I have decided that I kinda don't like Brooke Shields. After watching a clip of her talking about her dream of designing her own fur coat this past year, I thought, "You know, I don't have to deal with her." But then I got it stuck in my mind that I wanted to watch SAHARA and that lead me to the darksided world that is BRENDA STARR.
First off, there is SO fucking much going on in this movie I don't know where to start, so I will TRY to start at the beginning. Brenda Starr is a famous girl reporter who gets herself into all sorts of adventures as she tries to investigate hot stories for her newspaper. One of the most famous comic strips of all time, Brenda Starr was ripe for the picking when it came to adapting it for the big screen. First filmed in 1945, then launched as a tv movie with hopes of getting turned into series, Brooke decided that she should have a crack at it. What director, Robert Ellis Miller and a team of four, count em four, writers came up with is a film that is even worst than THE NEXT BEST THING and that is HARD to do.
The movie starts off with a comic strip writer at his table penciling in Brenda Starr's comic strip adventures. High concept, but with the right attitude and script there is a chance is can be pulled off well. It isn't. Suddenly, we are thrust in the comic strip and we follow Brenda, donned in Bob Mackie designed outfits, solving crimes and breaking hearts. We even get a glimpse at her arch enemy, Libby "Lips" Lipscomb. Lips is played by the always wonderful Diana Scarwid and she camps the shit out of her role. Sadly, the director and writers think that her character should be a throw away character and she is sent packing off screen somewhere.
Suddenly, we are tossed back into the real world and the comic strip writer is yelling at Brenda Starr or at least a picture of her and then she starts talking to him. 33 minutes in the movie and Brenda Starr is a trip to hell. The writer gets sucked into the comic strip and is now in Brenda Starr world and has his own comic strip called The Adventures of Mike Randall. I don't know what the fuck is going on at this point. All I know is that i hate this movie so far. He is trying to find Brenda and get her to go into the real world so he can go back or something. He finally finds her and she hates him. She tells everyone around her that he is drawing her and how he yells at her and everyone just accepts it. CUT to the next scene and it isn't a subtle edit either. Very jarring. The movie becomes Horses on a Plane then it is off to the amazon river where the movie morphs into Fritzcarraldo, complete with mad genius, screaming at the cast.

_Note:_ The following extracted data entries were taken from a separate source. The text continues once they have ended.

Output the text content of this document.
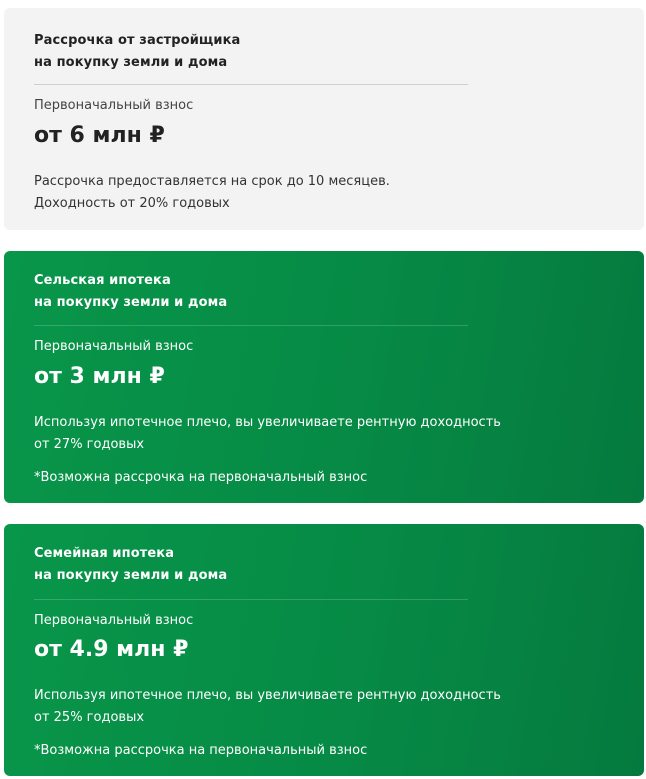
Рассрочка от застройщика
на покупку земли и дома
Первоначальный взнос
от 6 млн ₽
Рассрочка предоставляется на срок до 10 месяцев.
Доходность от 20% годовых
Сельская ипотека
на покупку земли и дома
Первоначальный взнос
от 3 млн ₽
Используя ипотечное плечо, вы увеличиваете рентную доходность
от 27% годовых
*Возможна рассрочка на первоначальный взнос
Семейная ипотека
на покупку земли и дома
Первоначальный взнос
от 4.9 млн ₽
Используя ипотечное плечо, вы увеличиваете рентную доходность
от 25% годовых
*Возможна рассрочка на первоначальный взнос
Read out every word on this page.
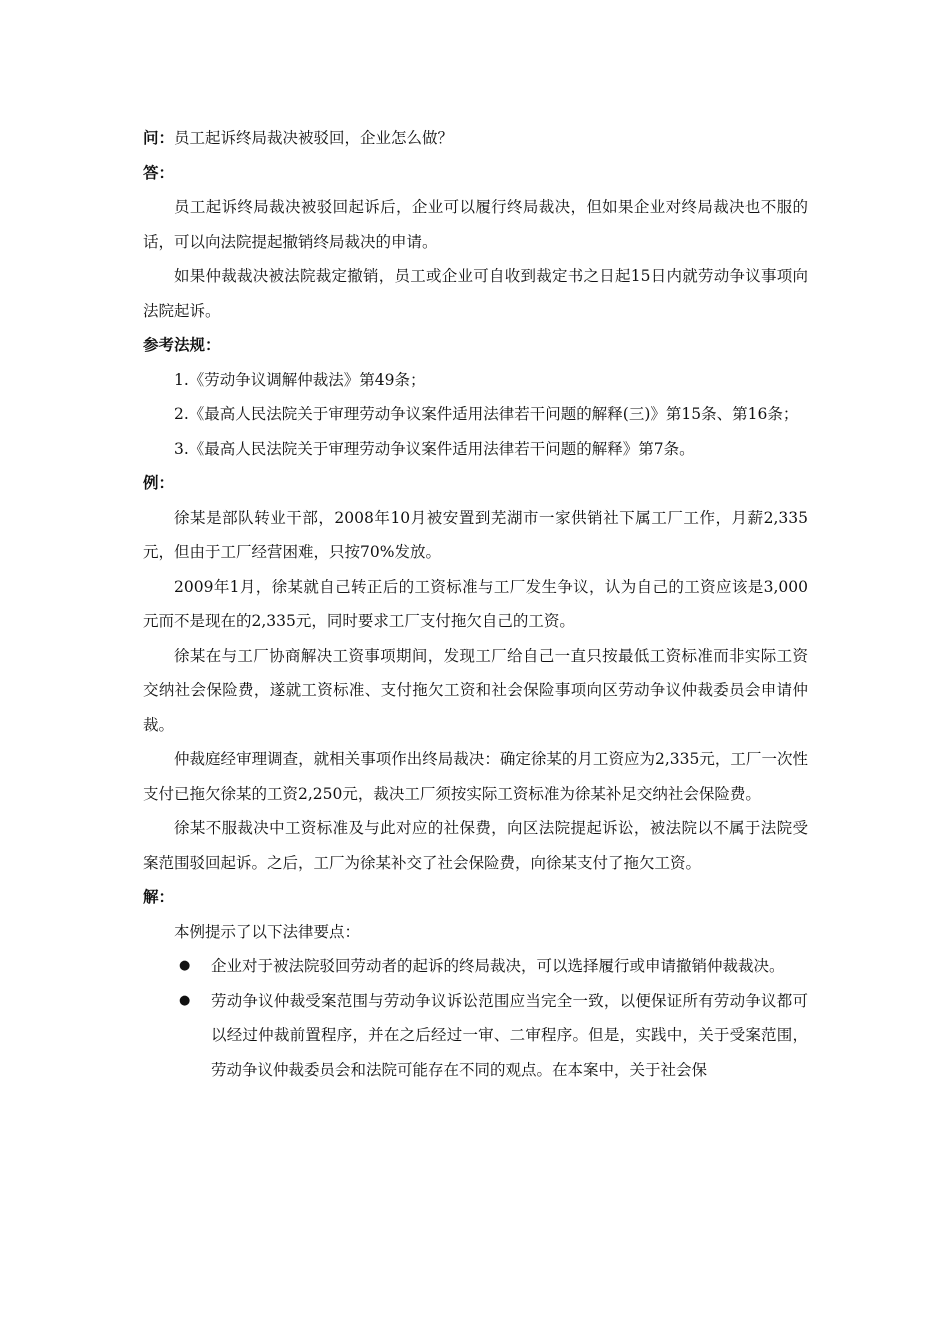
问：员工起诉终局裁决被驳回，企业怎么做？

答：

员工起诉终局裁决被驳回起诉后，企业可以履行终局裁决，但如果企业对终局裁决也不服的话，可以向法院提起撤销终局裁决的申请。

如果仲裁裁决被法院裁定撤销，员工或企业可自收到裁定书之日起15日内就劳动争议事项向法院起诉。

参考法规：

1.《劳动争议调解仲裁法》第49条；

2.《最高人民法院关于审理劳动争议案件适用法律若干问题的解释(三)》第15条、第16条；

3.《最高人民法院关于审理劳动争议案件适用法律若干问题的解释》第7条。

例：

徐某是部队转业干部，2008年10月被安置到芜湖市一家供销社下属工厂工作，月薪2,335元，但由于工厂经营困难，只按70%发放。

2009年1月，徐某就自己转正后的工资标准与工厂发生争议，认为自己的工资应该是3,000元而不是现在的2,335元，同时要求工厂支付拖欠自己的工资。

徐某在与工厂协商解决工资事项期间，发现工厂给自己一直只按最低工资标准而非实际工资交纳社会保险费，遂就工资标准、支付拖欠工资和社会保险事项向区劳动争议仲裁委员会申请仲裁。

仲裁庭经审理调查，就相关事项作出终局裁决：确定徐某的月工资应为2,335元，工厂一次性支付已拖欠徐某的工资2,250元，裁决工厂须按实际工资标准为徐某补足交纳社会保险费。

徐某不服裁决中工资标准及与此对应的社保费，向区法院提起诉讼，被法院以不属于法院受案范围驳回起诉。之后，工厂为徐某补交了社会保险费，向徐某支付了拖欠工资。

解：

本例提示了以下法律要点：

● 企业对于被法院驳回劳动者的起诉的终局裁决，可以选择履行或申请撤销仲裁裁决。
● 劳动争议仲裁受案范围与劳动争议诉讼范围应当完全一致，以便保证所有劳动争议都可以经过仲裁前置程序，并在之后经过一审、二审程序。但是，实践中，关于受案范围，劳动争议仲裁委员会和法院可能存在不同的观点。在本案中，关于社会保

There is some adventure about a formula that turns water into oil and Timothy Dalton shows up sporting a hot eye patch as a romantic love interest. She and Dalton and Mike Randall go all over the world in a mash up of real locations and shitty looking sets. Diana Scarwid shows up in the amazon to drive Brenda Starr crazy and fall in love with a hot pilot, but what is going on is any ones guess.
At an hour and 14 minutes, my brain just gave up and I found myself just staring at the movie waiting for it to be over. It didn't end and I was left thinking, "Whoa, Brooke didn't just get crazy, but she has been crazy for years!" A good A-ha moment.
The finale comes and it will snap you back into life. The entire cast has fallen out of planes and boats and are all floating around the Amazon river. Suddenly, Brenda Starr comes blazing down the river RIDING TWO CROCODILES LIKE SKIS!! I kid you not. I was so shocked I had to watch it again. And then just once more to make sure I hadn't fallen asleep on the couch and it didn't really happen. It did.
The movie finally comes to a screeching halt and ends. Mike Randall and Brenda Starr must say goodbye and it is suppose to be bittersweet, but I just ended up bitter. After it was over I felt used and torn apart inside. It seemed like there was so much to process, yet I felt empty and hollow. i roamed around my house trying to find answers to all the questions I had about Brenda Starr. The more I thought about it, the more I kept coming back to the same conclusion. Brooke Shield so so stunningly beautiful in this film, but if I ever met her I think I would look to Whitney Houston's wise wisdom and say, "KISS MY ASS!"